Almost four in 10 small business owners are reporting increased revenues (up from 26 percent in July 2010) and, for the first time since 2008, a majority of small business owners (54 percent) expect their revenues to improve this year.
There has been some very modest improvement in reported hiring plans, as well. Fifteen percent of small business owners report new hires over the last six months (up from 11 percent) and that’s an improvement, but only 25 percent expect employment increases over the next 12 months. From these numbers, it seems pretty clear that improvements in the labor market are still a long way off.
The Employment Scene
Speaking of hiring plans, the Labor Department released its quarterly Business Employment Dynamics (PDF) data for the second quarter of last year. During that quarter, gross job gains from opening and expanding businesses totaled 6.9 million, while gross job losses from closing or contracting businesses totaled 6.2 million, for a net gain of 700,000 jobs.
The big job creators for this quarter were small businesses with between 20 and 49 employees, which generated 127,000 jobs net, and firms with between 100 and 249 employees, with 124,000 net new jobs. The largest firms, with over 1,000 employees, generated a respectable 113,000 net new jobs over the quarter.
Interestingly, it appears that firms with between 100 and 999 workers recovered first from this recession. Those three firm size classes (100 to 249, 250 to 499, and 500 to 999) were the only ones posting positive net job gains for both the first and second quarters of 2010.
Bear in mind that the monthly employment situation numbers released by the Labor Department are culled from the establishment survey (number of net new jobs for the month) and the household survey (the rate of unemployment). Neither of those data sets provides the complete picture because they only offer net numbers.
The business employment dynamics gives us a much more complete picture because it shows both total number of jobs created and total number of jobs lost. Even during the blackest days of the Great Recession, when the economy was losing upwards of 700,000 jobs per month, jobs were still being created by businesses in every firm size class.
Another nice thing about this data series is that the data lag is so short — only three calendar quarters. (That may seem like a long wait to you, but it’s better than a two-year data lag.)
The Financing Picture
This month also saw the latest annual release of Small Business Lending in the United States (PDF).
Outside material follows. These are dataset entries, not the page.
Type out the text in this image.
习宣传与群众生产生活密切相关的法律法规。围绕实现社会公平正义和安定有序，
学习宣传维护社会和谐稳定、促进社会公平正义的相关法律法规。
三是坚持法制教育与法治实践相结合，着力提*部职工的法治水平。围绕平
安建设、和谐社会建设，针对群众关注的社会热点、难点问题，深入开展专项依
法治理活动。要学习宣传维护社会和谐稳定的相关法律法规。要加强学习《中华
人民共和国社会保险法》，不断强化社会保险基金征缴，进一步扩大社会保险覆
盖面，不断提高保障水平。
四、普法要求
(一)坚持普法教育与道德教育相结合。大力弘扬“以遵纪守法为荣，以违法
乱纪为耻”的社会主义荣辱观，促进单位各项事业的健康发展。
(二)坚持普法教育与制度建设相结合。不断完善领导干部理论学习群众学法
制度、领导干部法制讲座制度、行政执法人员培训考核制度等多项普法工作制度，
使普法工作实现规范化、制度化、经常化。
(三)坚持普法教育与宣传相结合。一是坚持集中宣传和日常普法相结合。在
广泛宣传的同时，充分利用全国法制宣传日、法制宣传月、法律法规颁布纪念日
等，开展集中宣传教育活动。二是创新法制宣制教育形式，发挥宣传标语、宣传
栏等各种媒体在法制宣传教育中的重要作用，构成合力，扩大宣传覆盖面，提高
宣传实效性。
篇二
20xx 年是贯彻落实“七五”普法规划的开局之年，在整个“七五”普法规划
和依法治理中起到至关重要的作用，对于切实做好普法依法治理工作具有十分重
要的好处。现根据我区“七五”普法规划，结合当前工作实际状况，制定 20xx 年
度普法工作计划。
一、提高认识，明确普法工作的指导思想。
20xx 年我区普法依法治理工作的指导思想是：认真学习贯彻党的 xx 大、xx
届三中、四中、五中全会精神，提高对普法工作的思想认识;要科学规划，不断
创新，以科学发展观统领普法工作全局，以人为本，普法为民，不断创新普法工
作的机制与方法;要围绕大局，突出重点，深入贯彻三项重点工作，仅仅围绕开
The study uses data reported by financial institutions to their regulators, which are then consolidated into the Consolidated Reports of Condition and Income (Call Reports) and Community Reinvestment Act (CRA) reports. Financing instruments are further divided into Commercial Real Estate (CRE) and Commercial and Industrial (C&I) loans.
Overall small business lending fell 6.2 percent during the 2009-2010 period, while large firm lending declined even more (8.9 percent).
According to the report, CRE lending to small businesses peaked in 2008 and then declined slightly in 2009. Evidently, it was not until 2010 that the bottom fell out of the commercial real estate market. The largest decline in CRE loans was in the smallest dollar category; CRE loans of less than $100,000 declined by more than 16 percent.
The news at the other end of the small business real estate lending spectrum wasn’t much better. The largest small business real estate loan category was for loans between $250,000 and $1 million, which fell by 6.4 percent. Overall, small business CRE lending declined by 8 percent.
On the other hand, when it comes to C&I small business lending, the difference between 2008 and 2009 was much more stark. Loan volume was down by about 4 percent, or $13.2 billion. That rate of decline held steady over the 2009-2010 period. Loan volume fell by another 4 percent, and another $13.3 billion.
The steepest drop in the small business C&I category was in loans between $100,000 and $250,000. Between 2008 and 2009, this category of small business loans fell by only $3.8 billion, amounting to about 3 percent. One year later, however, the decline in loan volume tripled, down $12 billion or 9 percent.
By contrast, C&I lending in the smallest category actually increased just a little; it was the only lending category to experience an increase of any kind. Those so-called micro oans of less than $100,000, which comprise 88 percent of all small business lending and are mostly credit card debt, increased by 2 percent or $2.7 billion, to $137.2 billion.